Underworld's Outburst

19 3 1
                                    


I want to vent too! I wanna feel the rage through me and blast into action. I wanna show it like others too. They screamed at my face and I felt this boil of anger in me to do the same yet I've never chose to. Guess my ability to control the emotions is better than an adult though I have no reason to be. I wonder why do I have to surpress it all down to the bottom of my feet while they burst above their head. I always try to bring it down by staying silent and distracting my mind onto doing some tasks. I try so hard to calm myself in an instant when I don't actually have to, indeed, I can be all mad about it for a period of time, there's no such rule I'm not allowed to feel what I feel thoroughly. Neither do I have to bottle them up nor invalidate how I actually felt. Whatever I'm experiencing that shapes into emotions is totally valid and it's fine to feel every inch of them whether it's joy or grief.

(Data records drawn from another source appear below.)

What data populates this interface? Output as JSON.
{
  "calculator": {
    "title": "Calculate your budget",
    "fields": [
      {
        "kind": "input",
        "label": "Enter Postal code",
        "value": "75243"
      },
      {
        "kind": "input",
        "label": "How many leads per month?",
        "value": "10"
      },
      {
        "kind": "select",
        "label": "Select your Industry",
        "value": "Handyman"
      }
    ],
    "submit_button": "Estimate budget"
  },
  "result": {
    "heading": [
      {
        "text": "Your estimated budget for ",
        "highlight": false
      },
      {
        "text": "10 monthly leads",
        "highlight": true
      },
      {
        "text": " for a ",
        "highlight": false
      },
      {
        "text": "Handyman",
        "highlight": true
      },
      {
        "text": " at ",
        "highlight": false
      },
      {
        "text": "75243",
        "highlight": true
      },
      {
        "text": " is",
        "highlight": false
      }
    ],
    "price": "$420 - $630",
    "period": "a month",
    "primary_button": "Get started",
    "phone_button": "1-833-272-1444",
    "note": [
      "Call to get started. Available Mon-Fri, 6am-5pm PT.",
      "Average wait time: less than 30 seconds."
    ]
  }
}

I no longer wanna be someone else's punching bag, I don't want to change madness into sobs with nails digging to my skin like a damn chemical reaction! Instead, let me go crazy a little, I need my balance too.... Or I might actually have to turn myself up at the waiting hall to meet a psychiatrist to treat this maniac in my head.

"I distracted myself reading a book but now all the words are unreadable caused by the melted glacier that glasses my vision and stained the rain forest scented page, now my little tears became apart of the art within the lines in book."